Yesterday my children were invited to a pool party usually small events like this tend to cause large amounts of stress on me because my oldest son was diagnosed with ADHD, PDD & IED. His behavior along with the behavior of my youngest son, who I admit doesn't get as much attention as he should get, gets my panic side of me out. When I panic I start to snap at little things my kids do, yell at them for not doing something that I'm sure I didn't even tell them to do in the first place and I start to physcially feel sick.
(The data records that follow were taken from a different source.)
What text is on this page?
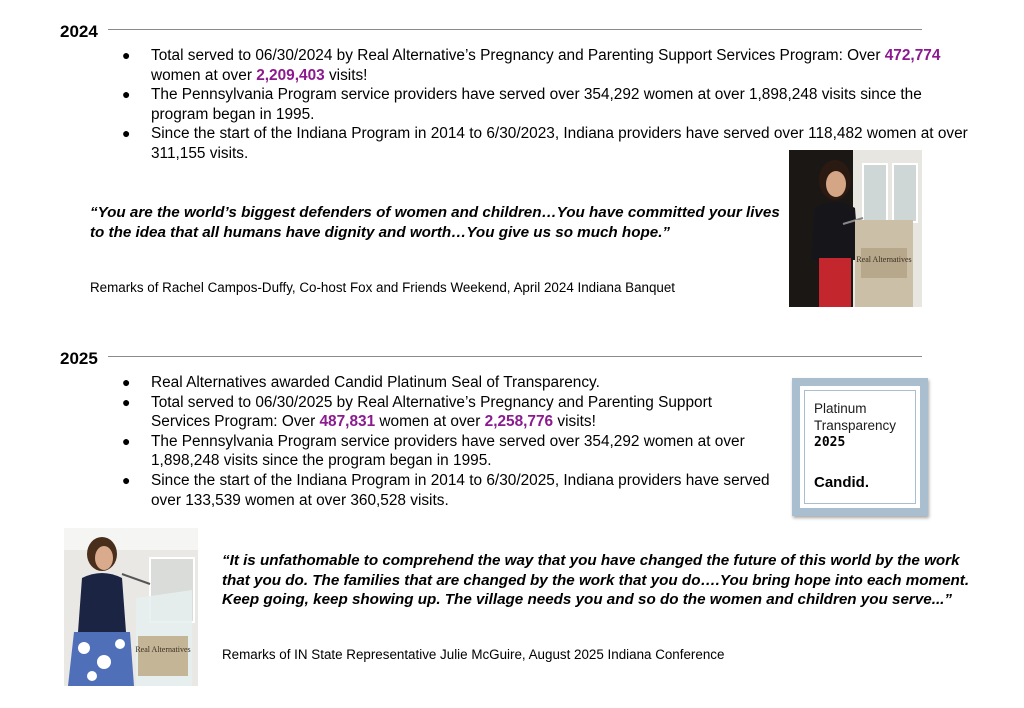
2024
● Total served to 06/30/2024 by Real Alternative’s Pregnancy and Parenting Support Services Program: Over 472,774 women at over 2,209,403 visits!
● The Pennsylvania Program service providers have served over 354,292 women at over 1,898,248 visits since the program began in 1995.
● Since the start of the Indiana Program in 2014 to 6/30/2023, Indiana providers have served over 118,482 women at over 311,155 visits.
“You are the world’s biggest defenders of women and children…You have committed your lives to the idea that all humans have dignity and worth…You give us so much hope.”
Remarks of Rachel Campos-Duffy, Co-host Fox and Friends Weekend, April 2024 Indiana Banquet
Real Alternatives
2025
● Real Alternatives awarded Candid Platinum Seal of Transparency.
● Total served to 06/30/2025 by Real Alternative’s Pregnancy and Parenting Support Services Program: Over 487,831 women at over 2,258,776 visits!
● The Pennsylvania Program service providers have served over 354,292 women at over 1,898,248 visits since the program began in 1995.
● Since the start of the Indiana Program in 2014 to 6/30/2025, Indiana providers have served over 133,539 women at over 360,528 visits.
Platinum
Transparency
2025
Candid.
Real Alternatives
“It is unfathomable to comprehend the way that you have changed the future of this world by the work that you do. The families that are changed by the work that you do….You bring hope into each moment. Keep going, keep showing up. The village needs you and so do the women and children you serve...”
Remarks of IN State Representative Julie McGuire, August 2025 Indiana Conference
Another reason why I don't like going to these events is because I start to feel depressed, I come from a fairly close family environment and I don't have that from my husbands family in the area where we live. I start to feel depressed because my mind has a hard time with the concept that not everyone wants to be best friends with me, but deep down inside I want to feel important to them. I want them to love me, I want them to make me the center of attention. I tend to do or say things that make people think twice about me, or think less of me. 99% of the time I can't even stop what I'm going to say before I say it, then later on that day I relive that moment over and over in my mind until the thought just makes me angry or I become really depressed.
For the past month all I've wanted to do is hole myself up in my house and not do a dang thing. But with three kids needing their mom to take care of them I muster up just enough energy to give them their basic needs but I know I'm lacking in their emotional needs. I just don't feel that bond with my children, and frankly I never have. I love my children but I don't have that emotional attachment to them, hugging them as kissing them seems forgein to me. I hate that I feel this way but I haven't figured out how to overcome that hurdle.
Well I'm off to schuffle some kids around town and try to feel better, I think I have a cold coming on.